Archive

Posts Tagged ‘multitouch’

MultiTouch W.I.P.

July 12th, 2009 3 comments

I spent large part of the weekend resurrecting my multitouch setup attempts again. I’m trying to use rear diffused illumination, but without much success yet. I have purchased two 1×1 meter 5mm thick plexiglass squares, but they are too impractical for the prototype yet, so I’m just using an A3-sized piece of glass with tracing paper underneath.

My elite IR light source:
IR light source

Yesterday, I’ve used a setup with projector, camera and IR light source horizontally shining into a mirror reflecting everything at the surface. However, due to short cables ;-) this wasn’t very practical and everything had to be much too far from the mirror, plus there were some (although not so bad) double-reflections. So today I’ve rearranged the setup to a much simpler vertical one.

My trivial vertical multitouch prototype
At the bottom is an Acer 1024×768 DLP projector, then on the white box is my IR light source illuminating the surface from an angle, then on the chair is sticked (literally) an IR webcam taking in a subset of the surface – a piece of glass with tracing paper sticked to the bottom side.

Unfortunately, so far I’m unable to get reasonably even IR illumination; it seems six leds are way too few, and the light is not diffused enough. I need to get multiple IR sources, and some translucent surface to diffuse the light a bit. Another problem is that the projector also shows the image in the IR spectrum, thus it somewhat interferes with the reflections; however, having strong enough IR light source should marginalize that problem.

The last problem is that my webcam is too crappy, on Linux it gives me only one to two FPS on 320×240. I’m planning to buy the absurdly cheap MSI StarCam Mini+ which should give me 30fps on 640×480 and has already night vision support so it should be enough to block visible light; I’m not feeling yet like shelling out huge money for Xbox or PS3 webcam.

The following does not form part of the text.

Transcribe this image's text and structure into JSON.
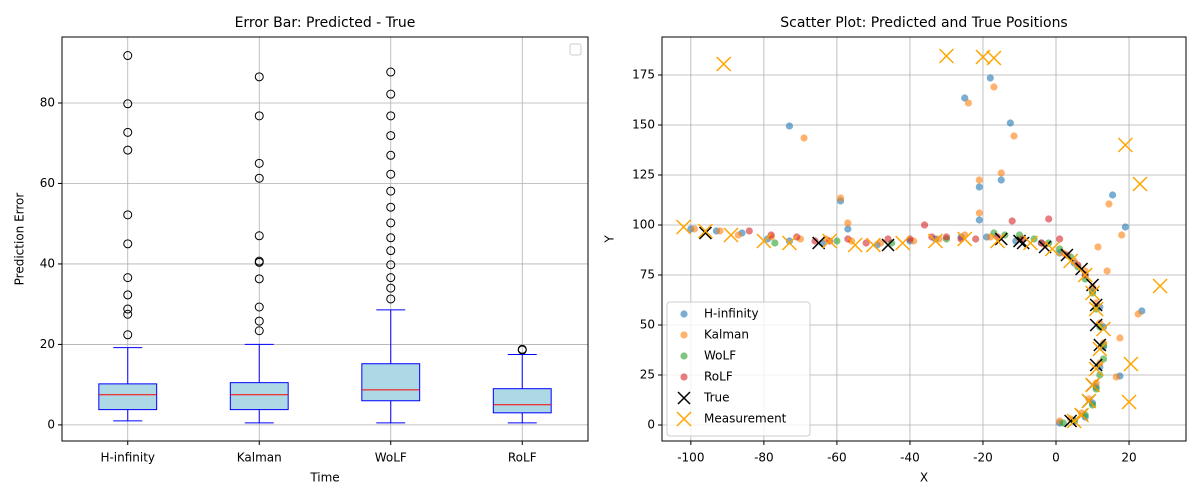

Now I mainly wish I knew where to buy IR light sources in Prague…

Categories: hardware Tags: ,

OpenFrameworks-induced CCV hell

May 11th, 2009 4 comments

4am is approaching and I’m very frustrated. I’m building a Microsoft Surface style multitouch screen, and maybe after all the software part will be more challenging than hardware… (more on the hardware some other day)

Quick intro to multitouch: You have a sheet of (plexi)glass on top of a box, and behind it an IR camera and a projector (or just IR camera if you aren’t going to show anything on the surface yet). Usually, you also have a bunch of IR leds shining in certain way (setups differ here), and your fingers touching the surface create light blobs in the IR camera input, and a software processes these blobs and converts them to useful input.

Now, unless you have fancy hardware setup, this input is very low quality and you want some good software to make sense of the blobs. CCV (Community Core Vision, formerly “tbeta”) is quite a fancy piece of software that should make your hardware prototypes easy to setup and experiment with, giving somewhat useful results even for extremely rudimentary setups. The problem is getting it talk to your IR cam on Linux, of course. Enter: hell.

tbeta-1.1 will refuse to select the correct pixel format for my camera, and there is about nothing I can do about it since it is closed-source. Now, the awesome folks of NUIGroup released the source as CCV-1.2, and I really appreciate that even though I sound frustrated from the build problems. The binary version will see no video devices at all – nada, none. Now, CCV is build around OpenFrameworks, which uses about 4357 other libraries. Some of them unpackaged, yay. And the only way to build it is using a Code::Blocks IDE (never heard of it before, either).

I will try to sum up the required changes to build everything on Debian on the NUIGroup forums and put a link here. It was very frustrating journey, also because I had to dust off my anyway-nonexistant Debian packaging skills and met utter user-unfriendliness here – I wanted to use dh_make and dpatch to do all the hard work, and it appeared to do so. Back-stabbing me with two mysterious weirdnesses (if it at least wouldn’t look so friendly, I would read the docs more carefully or look on): dpatch-edit-patch requires -0 argument to do anything actually useful, and dh-make will prepare the install rule with #dh_install commented out, making you scratch your head on mysteriously empty generated packages.

So, in the end I managed to so-so package the oscpack library, after heavily patching it to even make it compile(!)… CCV has so many library dependencies that it ships with many of the libraries included in binary form – but only 32bit, and I’m compiling on 64bit. So far before going to bed I ended up at:

../../../libs/FreeImage/libfreeimage.a(BitmapAccess.o): In function `.L309':
BitmapAccess.cpp:(.text+0xc10): undefined reference to `operator new(unsigned int)'

I’m ending up just heavily editing the build project and wondering whether it would be best to just write some makefiles. I really do wonder if I manage to build this devious thing eventually, but I’m growing determined. I kind of look forward to contribute patches to clean this stuff up.